Gare aux apparences ! Les Français n'ont pas cessé de danser. Mieux : ils dansent de plus en plus. En 1996, le ministère de la Culture constatait : «Le développement de la danse depuis le début des années soixante-dix a été à la fois spectaculaire et remarquable.» Et de préciser que si seulement 5 % de la génération d'avant-guerre déclarait s'y être adonné, le pourcentage grimpait à 11 % pour les 35-44 ans, à 15 % pour les 25-34 ans, à 18 % pour les 20-24 ans et à 21 % pour les 15-19 ans. Conséquence : le budget annuel consacré par ces amateurs à leur hobby, principalement en dépenses de formation, en magazines et en livres spécialisés ainsi qu'en tenues adéquates, se chiffrait à 1,1 milliard de francs (167 millions d'euros). Quant aux emplois induits, ils s'élevaient à plus de 20 000, surtout dans l'enseignement. Et le phénomène de s'amplifier.

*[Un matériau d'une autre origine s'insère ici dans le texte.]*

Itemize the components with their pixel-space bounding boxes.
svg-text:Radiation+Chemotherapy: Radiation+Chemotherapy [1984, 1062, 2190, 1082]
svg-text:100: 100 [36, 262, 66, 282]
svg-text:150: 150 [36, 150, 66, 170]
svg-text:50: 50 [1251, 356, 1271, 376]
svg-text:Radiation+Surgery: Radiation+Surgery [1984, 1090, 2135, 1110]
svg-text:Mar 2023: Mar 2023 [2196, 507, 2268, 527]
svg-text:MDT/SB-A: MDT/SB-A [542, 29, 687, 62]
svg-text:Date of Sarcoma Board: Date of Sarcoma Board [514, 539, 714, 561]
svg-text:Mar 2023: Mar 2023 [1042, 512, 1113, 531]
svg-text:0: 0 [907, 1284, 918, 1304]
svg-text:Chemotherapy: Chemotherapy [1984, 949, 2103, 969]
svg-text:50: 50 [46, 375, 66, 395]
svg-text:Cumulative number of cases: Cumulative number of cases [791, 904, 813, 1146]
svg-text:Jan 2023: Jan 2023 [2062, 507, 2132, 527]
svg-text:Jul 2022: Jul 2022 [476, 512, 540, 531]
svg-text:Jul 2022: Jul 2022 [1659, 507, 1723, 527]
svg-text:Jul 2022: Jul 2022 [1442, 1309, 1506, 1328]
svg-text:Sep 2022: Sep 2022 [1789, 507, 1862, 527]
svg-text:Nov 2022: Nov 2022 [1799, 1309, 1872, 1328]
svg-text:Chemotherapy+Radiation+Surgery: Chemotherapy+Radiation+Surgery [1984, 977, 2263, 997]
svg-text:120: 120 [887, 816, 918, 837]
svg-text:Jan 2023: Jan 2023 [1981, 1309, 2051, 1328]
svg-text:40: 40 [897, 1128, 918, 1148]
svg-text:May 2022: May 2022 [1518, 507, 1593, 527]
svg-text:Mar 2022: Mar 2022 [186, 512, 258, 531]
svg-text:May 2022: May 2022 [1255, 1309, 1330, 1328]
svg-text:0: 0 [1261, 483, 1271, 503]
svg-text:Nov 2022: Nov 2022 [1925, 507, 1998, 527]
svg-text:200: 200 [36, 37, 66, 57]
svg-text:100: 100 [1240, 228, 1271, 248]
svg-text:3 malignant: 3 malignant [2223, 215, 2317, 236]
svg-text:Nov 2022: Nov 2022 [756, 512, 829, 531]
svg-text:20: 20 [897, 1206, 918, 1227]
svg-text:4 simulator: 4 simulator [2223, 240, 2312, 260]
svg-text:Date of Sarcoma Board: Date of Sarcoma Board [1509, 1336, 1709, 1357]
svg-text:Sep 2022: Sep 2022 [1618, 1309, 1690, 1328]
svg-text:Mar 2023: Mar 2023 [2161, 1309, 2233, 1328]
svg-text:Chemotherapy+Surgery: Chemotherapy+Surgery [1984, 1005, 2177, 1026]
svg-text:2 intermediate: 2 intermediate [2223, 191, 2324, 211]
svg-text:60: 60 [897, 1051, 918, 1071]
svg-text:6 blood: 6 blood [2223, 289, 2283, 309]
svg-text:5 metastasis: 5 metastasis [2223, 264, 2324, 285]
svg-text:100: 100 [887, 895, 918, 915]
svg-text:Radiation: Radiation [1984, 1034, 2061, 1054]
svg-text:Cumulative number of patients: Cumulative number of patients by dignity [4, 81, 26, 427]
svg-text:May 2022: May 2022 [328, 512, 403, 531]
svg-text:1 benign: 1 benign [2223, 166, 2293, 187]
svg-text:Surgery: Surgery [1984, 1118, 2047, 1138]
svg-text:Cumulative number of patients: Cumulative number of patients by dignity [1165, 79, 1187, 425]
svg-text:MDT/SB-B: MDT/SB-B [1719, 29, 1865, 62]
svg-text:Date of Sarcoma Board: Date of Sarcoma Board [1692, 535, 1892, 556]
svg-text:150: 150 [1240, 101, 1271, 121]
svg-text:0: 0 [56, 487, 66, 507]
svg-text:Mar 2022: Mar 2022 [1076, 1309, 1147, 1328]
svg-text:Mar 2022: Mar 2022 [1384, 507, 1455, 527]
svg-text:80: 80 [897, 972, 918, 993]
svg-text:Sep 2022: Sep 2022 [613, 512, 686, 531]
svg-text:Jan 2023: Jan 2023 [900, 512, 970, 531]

Dans des clubs, des associations, des écoles, des conservatoires, des cours, des stages, des lieux improvisés, sur des places, dans des squares, chez eux, chez des amis, à l'occasion de réunions familiales, dans des boîtes de nuit ou lors de rave-parties, les Français se réapproprient, sous les formes et les rythmes les plus divers, le langage du corps. Deux signes insolites, parmi d'autres, pourraient illustrer cet engouement : tel agent immobilier qui note un nouveau type de critère mentionné par ses clients à la recherche d'un appartement : «Ils souhaitent un rez-de-chaussée afin de pouvoir danser sans déranger les voisins du dessous.» Et ce médecin qui se voit demander de plus en plus de certificats d'aptitude à la danse. «De mon cabinet, souligne-t-elle, je peux, par d'anodins détails, comme celui-ci, mesurer l'évolution des comportements.» Une observation que confirme le succès de plusieurs films, par exemple Je suis là pour être aimé, de Stéphane Brizé, avec Patrick Chesnais et Anne Consigny, sorti en octobre 2005, Shall we dance de Peter Chelsom, avec Richard Gère et Jennifer Lopez, le mois suivant, ou Dance with me, de Liz Friedlan-der, avec Antonio Banderas et Rob Brown, en juillet 2006. La télévision n'est pas en reste. Durant l'été 2006, France 3 n'hésite pas à programmer, chaque jeudi soir, une émission, «Dancing Show», «Star Academy» de la danse où s'affrontent des passionnés de salsa, de rumba, de tango, de rock acrobatique, de hip-hop... À l'automne, Gérard Darmon joue les crooners dans «Dancing», un CD festif sur lequel il reprend onze chansons de Dean Martin, Franck Sinatra, Paolo Conte, Adriano Celentano, Charles Azna-vour, Sacha Distel... Autre CD dansant, celui de Dany Briant, en avril 2007 : «Histoire d'un amour». Douze titres de swing be bop, mambo, jerk, quick step, fox-trot, boogie woogie... «La danse, dit l'interprète de "Suzette", est une délivrance, le meilleur endroit pour une rencontre.»